На самом интересном месте его воспоминания были прерваны отчаянным всхрапом интенданта. Птицын не то чтобы захрапел, а попросту завыл, отчего и сам неожиданно проснулся.
– Я, кажется, того, товарищ майор, – проговорил он смущенно, – покоя вам своими руладами не давал?
– Да нет, ничего, – усмехнулся Нырко. – На войне, как на войне. К любым шумам привыкать положено. – Летчик вгляделся в его одутловатое лицо и неожиданно спросил: – Послушайте, сосед, а вы живого немца при оружии и амуниции хоть раз видели?
Птицын удивленно заморгал.
– Нет, Федор Васильевич. А вы?
– Я тоже не видел, – рассмеялся вдруг Нырко.
– Ну да? – озадаченно произнес Птицын.
– Вот вам и «ну да», – еще веселее подтвердил майор. – Только в воздухе видел. Но ведь там толком ни лица, ни того, что на этом лице написано, не разберешь.
– Вот и дай бог нам его никогда не видеть, этого проклятого фашиста, – откликнулся Птицын.
4
После обеда наступал традиционный час отдыха. Но Федору не спалось.
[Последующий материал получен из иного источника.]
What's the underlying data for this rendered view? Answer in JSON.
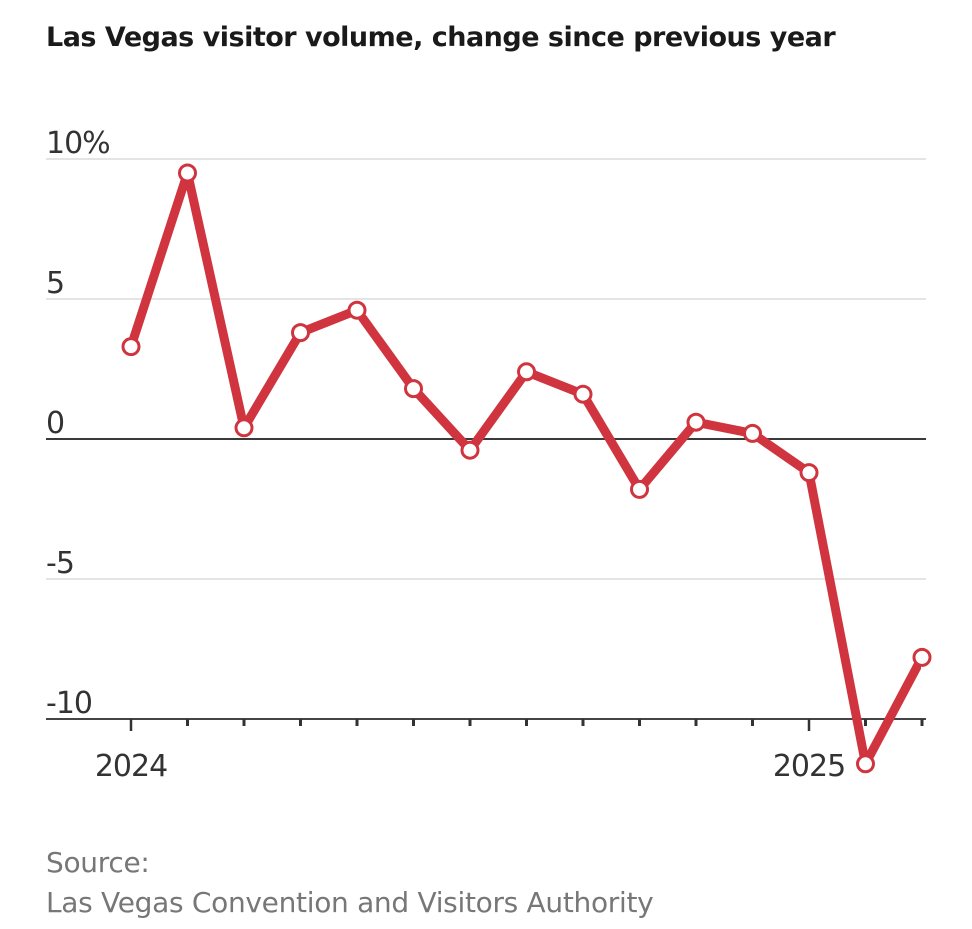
{
  "chart_data": {
    "type": "line",
    "title": "Las Vegas visitor volume, change since previous year",
    "xlabel": "",
    "ylabel": "",
    "ylim": [
      -10,
      10
    ],
    "yticks": [
      {
        "value": 10,
        "label": "10%"
      },
      {
        "value": 5,
        "label": "5"
      },
      {
        "value": 0,
        "label": "0"
      },
      {
        "value": -5,
        "label": "-5"
      },
      {
        "value": -10,
        "label": "-10"
      }
    ],
    "xtick_count": 15,
    "xtick_labels": [
      {
        "index": 0,
        "label": "2024"
      },
      {
        "index": 12,
        "label": "2025"
      }
    ],
    "series": [
      {
        "name": "Visitor volume change",
        "color": "#d0353f",
        "values": [
          3.3,
          9.5,
          0.4,
          3.8,
          4.6,
          1.8,
          -0.4,
          2.4,
          1.6,
          -1.8,
          0.6,
          0.2,
          -1.2,
          -11.6,
          -7.8
        ]
      }
    ],
    "grid": true,
    "source_label": "Source:",
    "source_name": "Las Vegas Convention and Visitors Authority"
  }
}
В квадрате полураспахнутого окна он видел четко впечатанные в голубое безоблачное небо верхушки корабельных сосен, выбегающих за пределы госпитального двора к проходной будочке, за которой бесконечным движением фронтового дня шумело магистральное шоссе Москва – Минск. Беспокойный гул авиационных моторов не смолкал в этом небе, и, прислушиваясь к нему, Федор безошибочно определял типы пролетающих самолетов – то надтреснутый сухой звук пролетающего на малой высоте «Ильюшина», то звонкий переливающийся гул «Петлякова», то до боли знакомый родной свист «Яковлева», то заунывное уханье забравшегося на большую высоту «хейнкеля». Увлеченный этим, он не сразу обратил внимание на шум в коридоре, возникший почти у самой двери.
– Не пущу я вас, товарищи командиры. Как хотите, не пущу! – решительно протестовала медсестра Лиза. – В третий раз говорю, что сейчас у раненых мертвый час.
– И кто его только назвал мертвым, – возмущался ей в ответ знакомый голос. – Мы сейчас, сестренка, из вашего мертвого быстро живой час сварганим!
– Да дайте же хоть раненого предупредить, – постепенно сдавалась медсестра.
– Стрелка, – громко окликнул ее Нырко. – Кто это там шумит?
– Да к вам пришли, товарищ майор.
– Так пропусти их, я же все равно не сплю.
Два летчика, два самых дорогих человека, два посланца из того чудесного мира, откуда надолго выбыл Нырко, перешагнули порог палаты.
– Ребятушки! – воскликнул Нырко. – Вы и представить себе не можете, до чего я вам рад. Вы же сюда запах аэродрома притащили на пропыленных своих гимнастерках.
В палате был всего-навсего один стул с зеленой плюшевой обивкой и детская, покрытая коричневым лаком, скамеечка. Рослый широкоплечий капитан Виктор Балашов откинул со лба светлую прядь густых, немного вьющихся волос, насмешливо покосился на лейтенанта Плотникова и придвинул к себе стул.